There are, of course, benefits for businesses too, and many employers promote flexible working as good business sense:
- Attracting and retaining a skilled and diverse workforce can benefit your business with a higher level of skills that will drive success.
- Staff retention can also improve recruitment costs and boost job satisfaction and staff morale.
- Offering manageable hours can give your staff a better work-life balance, reducing sickness absences.
- Continuity from keeping experienced staff can provide an exceptional level of service.
- High retention rates can foster a positive environment that promotes employee relations, motivation, and commitment.
- A skilled and diverse workforce is vital to unlocking success and achieving long-term goals.
Should the Cayman Islands Government Follow Suit?
While we can’t comment on if Cayman would follow in the footsteps of the UK government, we can say that professionals want more say in where and when they work, and employers would be naïve to dismiss the topic outright.

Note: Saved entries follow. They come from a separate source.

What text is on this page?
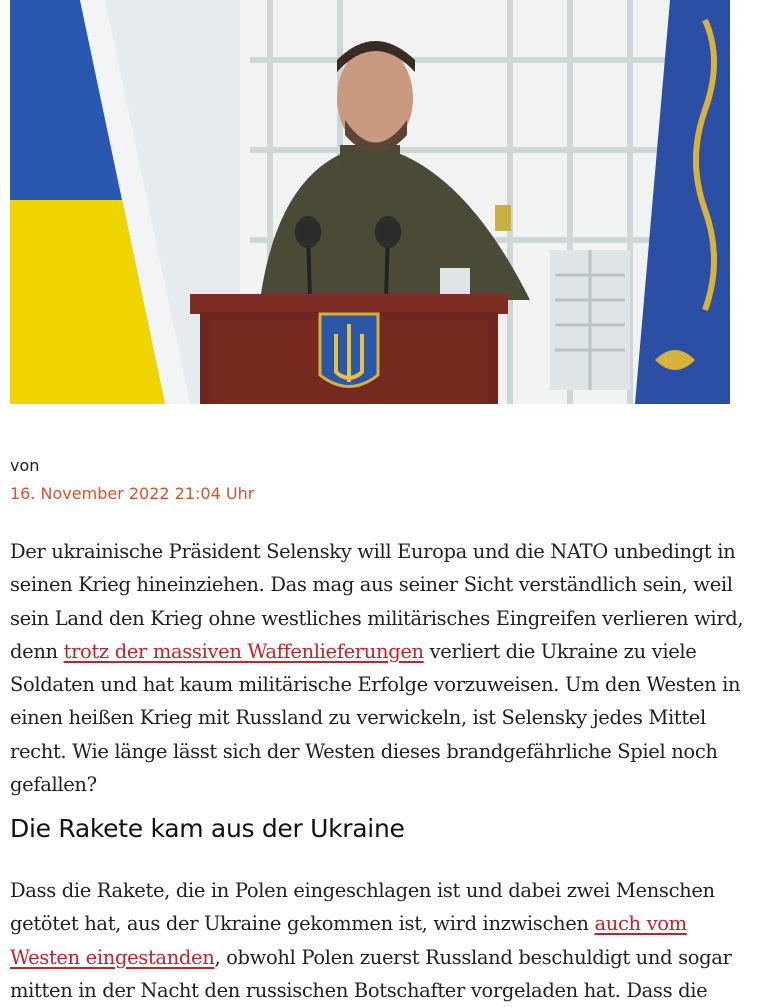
von
16. November 2022 21:04 Uhr

Der ukrainische Präsident Selensky will Europa und die NATO unbedingt in seinen Krieg hineinziehen. Das mag aus seiner Sicht verständlich sein, weil sein Land den Krieg ohne westliches militärisches Eingreifen verlieren wird, denn trotz der massiven Waffenlieferungen verliert die Ukraine zu viele Soldaten und hat kaum militärische Erfolge vorzuweisen. Um den Westen in einen heißen Krieg mit Russland zu verwickeln, ist Selensky jedes Mittel recht. Wie länge lässt sich der Westen dieses brandgefährliche Spiel noch gefallen?

Die Rakete kam aus der Ukraine

Dass die Rakete, die in Polen eingeschlagen ist und dabei zwei Menschen getötet hat, aus der Ukraine gekommen ist, wird inzwischen auch vom Westen eingestanden, obwohl Polen zuerst Russland beschuldigt und sogar mitten in der Nacht den russischen Botschafter vorgeladen hat. Dass die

With a candidate-driven market in Cayman and other offshore jurisdictions, it is essential that companies embrace flexibility in their workplace, as it is such an in-demand benefit that top talent seeks. Cutting out all flexibility could be harmful to hiring and retention strategies.
As Nova states in their guide, “The key is finding which flexible work arrangements will provide sufficient flexibility to keep workers happy and attract top talent without negatively impacting culture, productivity, or work quality. Finally, your leaders must be appropriately trained.”